Sono sette gli istituti di lingua italiana e tedesca della provincia di Bolzano, oltre ad un convitto, che aderiscono alla sesta edizione del progetto nazionale “A scuola di libertà”, promosso in Alto Adige dalla Caritas di Bolzano-Bressanone. L’iniziativa, che nasce per approfondire i temi del carcere e della pena e per riflettere insieme sul sottile confine fra trasgressione e illegalità, coinvolgerà oltre 500 studenti di Bolzano, Merano, Bressanone e Ortisei. “Vogliamo fare capire ai ragazzi – spiega Alessandro Pedrotti, responsabile del servizio Odós di Caritas, promotore del progetto a livello locale – che in carcere ci sono persone e non reati che camminano e proporre loro un modello di giustizia diverso, dove investire sul percorso di reinserimento delle persone detenute significa investire sulla sicurezza dell’intera società”.
Da metà novembre e fino a febbraio i due mondi della scuola e del carcere avranno l’occasione di conoscersi e confrontarsi. Da alcuni giorni gli operatori di Odós e i volontari hanno già iniziato a entrare negli istituti scolastici dell’Alto Adige per affrontare e dibattere con gli studenti le tematiche della devianza e della detenzione. Con loro gli operatori di Odós cercheranno di superare le semplificazioni che propongono una distinzione netta tra “buoni” e “cattivi”, per parlare di una giustizia non vendicativa, che miri alla riconciliazione attraverso una pena costruttiva. “Quest’anno rifletteremo assieme in particolare sul tema della responsabilità – spiega Pedrotti -. Le persone che hanno commesso un reato è necessario che durante la pena ragionino sulle proprie responsabilità.
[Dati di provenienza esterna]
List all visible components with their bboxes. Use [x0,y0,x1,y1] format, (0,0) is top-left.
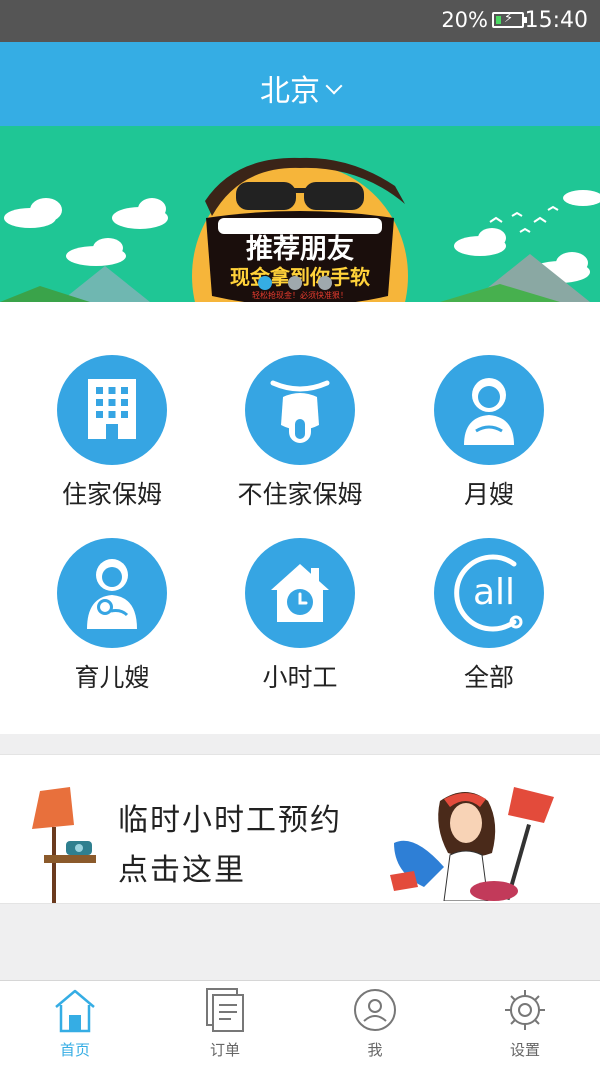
city-selector[interactable]: 北京 [0,66,600,110]
nanny-icon [434,355,544,465]
service-all[interactable]: all 全部 [389,538,589,694]
service-label: 月嫂 [463,480,514,509]
tab-home[interactable]: 首页 [0,981,150,1068]
call-all-icon: all [434,538,544,648]
settings-icon [450,981,600,1033]
building-icon [57,355,167,465]
service-label: 全部 [463,663,514,692]
chevron-down-icon [325,77,343,95]
service-label: 育儿嫂 [74,663,150,692]
status-bar: 20% ⚡ 15:40 [0,0,600,42]
carousel-dots [258,276,332,290]
service-live-in-nanny[interactable]: 住家保姆 [12,355,212,511]
service-label: 住家保姆 [61,480,162,509]
promo-banner[interactable]: 推荐朋友 现金拿到你手软 轻松抢现金！必须快准狠！ [0,126,600,302]
tab-label: 首页 [59,1041,90,1059]
tab-orders[interactable]: 订单 [150,981,300,1068]
home-icon [0,981,150,1033]
service-label: 小时工 [262,663,338,692]
battery-percent: 20% [441,8,488,32]
mother-baby-icon [57,538,167,648]
tab-me[interactable]: 我 [300,981,450,1068]
tab-label: 我 [367,1041,383,1059]
banner-small-text: 轻松抢现金！必须快准狠！ [252,290,348,300]
lamp-phone-illustration [32,787,96,903]
cleaning-lady-illustration [390,787,554,901]
service-maternity-nanny[interactable]: 月嫂 [389,355,589,511]
service-childcare[interactable]: 育儿嫂 [12,538,212,694]
carousel-dot[interactable] [288,276,302,290]
service-label: 不住家保姆 [237,480,363,509]
app-header: 北京 [0,42,600,126]
profile-icon [300,981,450,1033]
tab-settings[interactable]: 设置 [450,981,600,1068]
scooter-icon [245,355,355,465]
tab-label: 设置 [509,1041,540,1059]
tab-label: 订单 [209,1041,240,1059]
orders-icon [150,981,300,1033]
city-name: 北京 [260,74,320,109]
house-clock-icon [245,538,355,648]
battery-icon: ⚡ [492,11,527,28]
bottom-tab-bar: 首页 订单 我 设置 [0,980,600,1068]
svg-text:all: all [473,572,515,613]
promo-line2: 点击这里 [118,853,246,888]
service-hourly-worker[interactable]: 小时工 [200,538,400,694]
service-grid: 住家保姆 不住家保姆 月嫂 育儿嫂 小时工 all 全部 [0,302,600,734]
carousel-dot[interactable] [258,276,272,290]
clock: 15:40 [524,8,588,33]
carousel-dot[interactable] [318,276,332,290]
promo-line1: 临时小时工预约 [118,803,342,838]
hourly-booking-card[interactable]: 临时小时工预约 点击这里 [0,754,600,904]
service-live-out-nanny[interactable]: 不住家保姆 [200,355,400,511]
banner-title: 推荐朋友 [246,234,354,265]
Allo stesso tempo però è responsabilità primaria della società permettere a queste persone che la riflessione venga svolta, nelle condizioni migliori e più umane possibili”. In carcere, infatti, ci sono persone e non reati che camminano. “Chi ha perso la libertà deve avere la possibilità di riconquistarla scontando una pena rispettosa della dignità umana”, conclude Pedrotti. Pene umane, che abbiano un senso e che non abbiano come scopo quello di rispondere al male con altrettanto male.